— Два первых года отрочества я протирал штаны в святом Коллегиуме, — сообщил витязь. — Среди прочих наук меня там учили логистике, я знаю: то, что ты сказал, есть амонимотеза. А установлением Двадцатого всемудрейшего собора амонимотезы запрещено считать доказательствами. Иначе бы пришлось согласиться, будто наполненность тождественна пустоте — на основании тождественности понятий «наполовину пустой» и «наполовину полный».
— Что ж, бывает, когда пустота с наполненностью и впрямь суть тождество, — хмыкнул старик.
Витязь тоже хмыкнул. Такому его тоже учили в Коллегиуме премудрые магистры-логистики: чувствуешь, что переспорен, — не признавайся, а изреки глубокомысленный парадокс. Из опасения угодить в хитрую ловушку соперник непременно остережётся даже наиочевидную глупость назвать таковою. Последнее и вдобавок непонятное слово останется за тобой — ты прослывёшь мудрецом.
Дервиш, впрочем, хотел было что-то ещё сказать, но не успел.
Взвизгнув испуганным щенком, как вкопанный, встал Крылатый; его витязная доблесть, выпростав ногу из стремени, легонько пнул увлечённого спором попутчика в спину: «Замри!»
Просека впереди шевелилась.
Вот она, разница. Утонуть в мыслях — спустить чувства со шворки разума; увлечься разговором — оглушить себя… и хорошо, если только лишь оглушить.
Но теперь поздно казниться, поздно тужиться вспомнить, когда успел улечься на отдых ветер и когда ты, твоя бубнолобая доблесть, просморкал: это уже не ветер роняет желтизну с деревьев и шуршит палой листвой.
— Смилуйся, Всеединый, — выдохнул дервиш, — сколько, сколько же их!
Старец попятился было, и Крылатый тоже норовил податься назад, но витязь хоть теперь оказался умней их обоих: он сперва оглянулся.
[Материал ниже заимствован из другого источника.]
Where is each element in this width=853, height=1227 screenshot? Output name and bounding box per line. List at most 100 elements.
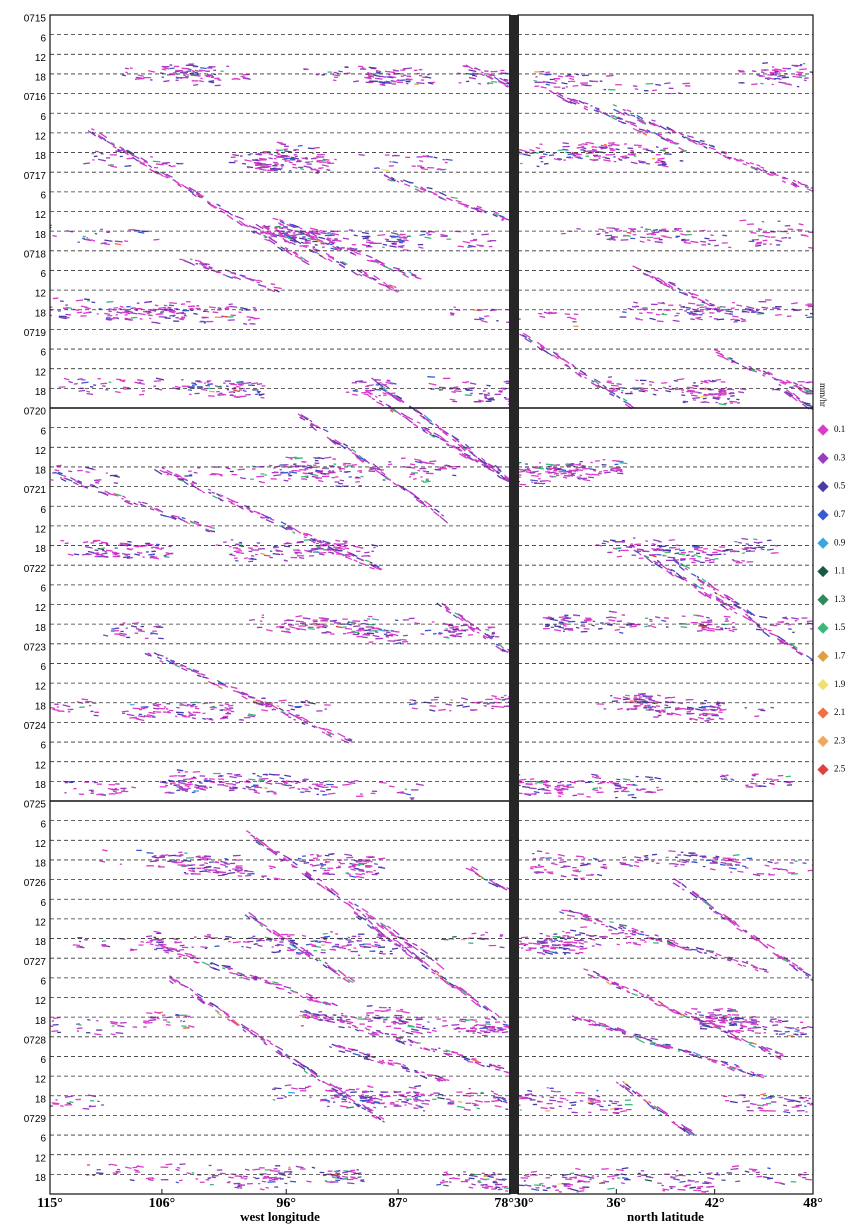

И увидел позади то же самое.
Земля, по которой они только что прошли, уже словно бы то ли от ужаса, то ли от омерзения дыбила рыжую чешую, и между палыми листьями все гуще проблескивала другая чешуя — аспидная, влажно блестящая…
Их были тысячи. Они выползали из Дебри, со всех сторон; и навислые ветви вдруг оживали, срывались вниз извивистыми чёрными струями, и там, на земле, бились, корчились, сплетались в тугие шипящие, хлещущие хвостами клубки…
— А я думал, они так только весной… И то — чтобы столько…
Нет, грязнобородый мудрец ошибся. Легиарды змей выбрали ненормальное место и ненормальное время не для зачатия новой жизни. Они дрались. Каждая со всеми. Все с каждой.
Витязь так и не понял, думал он что-то, решая, или верх непрошено взяло чувство нужности его там, впереди. Так, иначе ли, а только он, неожиданно даже для себя самого, рывком за вонючий ворот взвалил дервиша животом на переднюю седельную луку и сделал то, что прежде никогда и в голову его витязную не взбредало: чуть не до самых сапожных задников всадил шпоры в бока Крылатого.